Choices of love and time in Hannah Moscovitch’s Infinity

A man works at his laptop

Ryan Parker in Infinity by Hannah Moscovitch. Photo Credit: Ian Jackson/EPIC Photography

For theatre-goers, the contradictory ideas that time is both real and a construct are on display every time we’re at the theatre. We can traverse 200 years in a play and yet emerge from the theatre three and a half hours later.

This idea that time is both malleable and fixed is at the centre of Hannah Moscovitch’s Infinity, which makes it’s Western Canadian première as the finalé of Theatre Network’s 2017/2018 season. As Hannah says in an interview published in the show’s program, the play is a result of Ross Manson and Volcano‘s commission asking her to write a play about time. To do so, she found her focus on “the relationship between time and ambition, time and love, and time and death”.

At the centre of Infinity are three characters passionate to the point of obsession about their chosen field: physicist Elliot (Ryan Parker), violinist Carmen (Larissa Pohoreski), and mathematician Sarah Jean (Cayley Thomas). All three are most alive when speaking about and working in their respective fields, and yet all fight loneliness by reaching out for love that they reciprocate to varying degrees of success.

To start the play, we encounter the distraught and confused Sarah Jean who joins us from a funeral but is more preoccupied with trying to prove that she is not, as her friend has said, fucked up about love. That she’s normal. She launches into a series of stories to prove her point, that really are more snippets of sexual encounters with men who express love to her, but which she doesn’t really tell us about her reciprocation of it.

A young girl looks at her father with her mother beside her

Ryan Parker, Cayley Thomas & Larissa Pohoreski in Infinity by Hannah Moscovitch. Photo Credit: Ian Jackson/EPIC Photography

Interspersed with Sarah Jean’s attempts to convince us that she has been in a totally normal loving relationship, we see the evolution of Elliot and Carmen’s love story. When the two meet at a party, he tells her she’s the prettiest woman there, she tells him she just broke up with her fiancé and can offer him a ratio of 20 minutes of sex to 45 minutes of crying. The two begin a relationship that is accelerated by carrying an unplanned pregnancy to term. Over the course of the play, the stories of Sarah Jean and Elliot & Carmen start to intersect. Elliot and Carmen’s marriage is one filled with more unhappiness than happiness – or at least that’s what we’re shown on stage. Both being obsessive about their field of study, parental duties mean that the family cannot be simultaneously happy – either one or both parents are torn away from their work by parenting a child who ends up being equally talented at string theory and string instruments.

Scene changes are punctuated by haunting violin music written by Njo Kong Kie and performed by Lariss Pohoreski. The play itself is somewhat discontinuous, taking passing months or years by leaps and bounds with each scene change.
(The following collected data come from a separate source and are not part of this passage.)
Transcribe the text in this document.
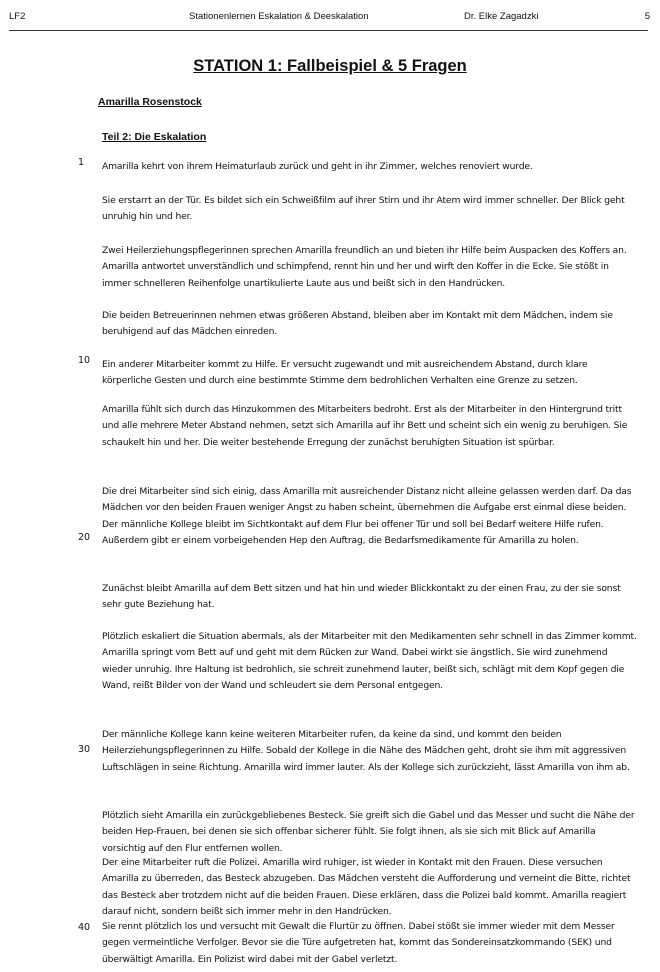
LF2	Stationenlernen Eskalation & Deeskalation	Dr. Elke Zagadzki	5
STATION 1: Fallbeispiel & 5 Fragen
Amarilla Rosenstock
Teil 2: Die Eskalation
1
10
20
30
40
Amarilla kehrt von ihrem Heimaturlaub zurück und geht in ihr Zimmer, welches renoviert wurde.
Sie erstarrt an der Tür. Es bildet sich ein Schweißfilm auf ihrer Stirn und ihr Atem wird immer schneller. Der Blick geht unruhig hin und her.
Zwei Heilerziehungspflegerinnen sprechen Amarilla freundlich an und bieten ihr Hilfe beim Auspacken des Koffers an. Amarilla antwortet unverständlich und schimpfend, rennt hin und her und wirft den Koffer in die Ecke. Sie stößt in immer schnelleren Reihenfolge unartikulierte Laute aus und beißt sich in den Handrücken.
Die beiden Betreuerinnen nehmen etwas größeren Abstand, bleiben aber im Kontakt mit dem Mädchen, indem sie beruhigend auf das Mädchen einreden.
Ein anderer Mitarbeiter kommt zu Hilfe. Er versucht zugewandt und mit ausreichendem Abstand, durch klare körperliche Gesten und durch eine bestimmte Stimme dem bedrohlichen Verhalten eine Grenze zu setzen.
Amarilla fühlt sich durch das Hinzukommen des Mitarbeiters bedroht. Erst als der Mitarbeiter in den Hintergrund tritt und alle mehrere Meter Abstand nehmen, setzt sich Amarilla auf ihr Bett und scheint sich ein wenig zu beruhigen. Sie schaukelt hin und her. Die weiter bestehende Erregung der zunächst beruhigten Situation ist spürbar.
Die drei Mitarbeiter sind sich einig, dass Amarilla mit ausreichender Distanz nicht alleine gelassen werden darf. Da das Mädchen vor den beiden Frauen weniger Angst zu haben scheint, übernehmen die Aufgabe erst einmal diese beiden. Der männliche Kollege bleibt im Sichtkontakt auf dem Flur bei offener Tür und soll bei Bedarf weitere Hilfe rufen. Außerdem gibt er einem vorbeigehenden Hep den Auftrag, die Bedarfsmedikamente für Amarilla zu holen.
Zunächst bleibt Amarilla auf dem Bett sitzen und hat hin und wieder Blickkontakt zu der einen Frau, zu der sie sonst sehr gute Beziehung hat.
Plötzlich eskaliert die Situation abermals, als der Mitarbeiter mit den Medikamenten sehr schnell in das Zimmer kommt. Amarilla springt vom Bett auf und geht mit dem Rücken zur Wand. Dabei wirkt sie ängstlich. Sie wird zunehmend wieder unruhig. Ihre Haltung ist bedrohlich, sie schreit zunehmend lauter, beißt sich, schlägt mit dem Kopf gegen die Wand, reißt Bilder von der Wand und schleudert sie dem Personal entgegen.
Der männliche Kollege kann keine weiteren Mitarbeiter rufen, da keine da sind, und kommt den beiden Heilerziehungspflegerinnen zu Hilfe. Sobald der Kollege in die Nähe des Mädchen geht, droht sie ihm mit aggressiven Luftschlägen in seine Richtung. Amarilla wird immer lauter. Als der Kollege sich zurückzieht, lässt Amarilla von ihm ab.
Plötzlich sieht Amarilla ein zurückgebliebenes Besteck. Sie greift sich die Gabel und das Messer und sucht die Nähe der beiden Hep-Frauen, bei denen sie sich offenbar sicherer fühlt. Sie folgt ihnen, als sie sich mit Blick auf Amarilla vorsichtig auf den Flur entfernen wollen.
Der eine Mitarbeiter ruft die Polizei. Amarilla wird ruhiger, ist wieder in Kontakt mit den Frauen. Diese versuchen Amarilla zu überreden, das Besteck abzugeben. Das Mädchen versteht die Aufforderung und verneint die Bitte, richtet das Besteck aber trotzdem nicht auf die beiden Frauen. Diese erklären, dass die Polizei bald kommt. Amarilla reagiert darauf nicht, sondern beißt sich immer mehr in den Handrücken.
Sie rennt plötzlich los und versucht mit Gewalt die Flurtür zu öffnen. Dabei stößt sie immer wieder mit dem Messer gegen vermeintliche Verfolger. Bevor sie die Türe aufgetreten hat, kommt das Sondereinsatzkommando (SEK) und überwältigt Amarilla. Ein Polizist wird dabei mit der Gabel verletzt.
The fits and starts the play is told in mirrors the disconnection between all three characters. The action of the play revolves around the characters’ search for love and belief that they have it in one another even while they continuously hurt each other (whether on purpose or not).

As Elliot, Ryan Parker brings to life Elliot’s complex relationship with his subject matter: while his passion for theoretical physics is apparent, so too is his underlying drive to prove to the world and his mother that she made the right decision not to abort him as a fetus. The role of Carmen is a difficult one – I wish the role had been written as a fuller character, rather than just how Carmen exists in relation to Elliot and Sarah Jean. Larissa admirably performs Carmen’s attempts to run away from the pervasive loneliness and feelings of inadequacy that began in childhood and drive her decisions. There were some moments of true connection between Elliot and Carmen, but I wish I could have seen the underlying love the two characters had for one another more often in the play. Instead, I mostly felt the primal fear of failure that drove Elliot and Carmen into each other’s arms, despite the themes of the play telling me that it was love that was keeping them there.

As Sarah Jean, Cayley Thomas portrays the difficult position many find themselves in – being torn between wanting to be normal versus expressing one’s talents; trusting your brain versus trusting your gut; choosing intellect or emotion. As a young woman, trying to navigate these choices, Cayley perfectly portrays the enigma that is the millennial experience.

Ultimately, whether you believe love, time or any other abstract concept is real is key to how you interact with the world and those in it. Infinity shows that belief is one we each must make for ourselves.

Infinity runs at The Roxy on Gateway until May 6. Tickets are $26 – $30 through the Theatre Network box office. Special events include two-for-one ticket Tuesdays on April 24 and May 1 and a talk-back with the cast on Saturday, April 28.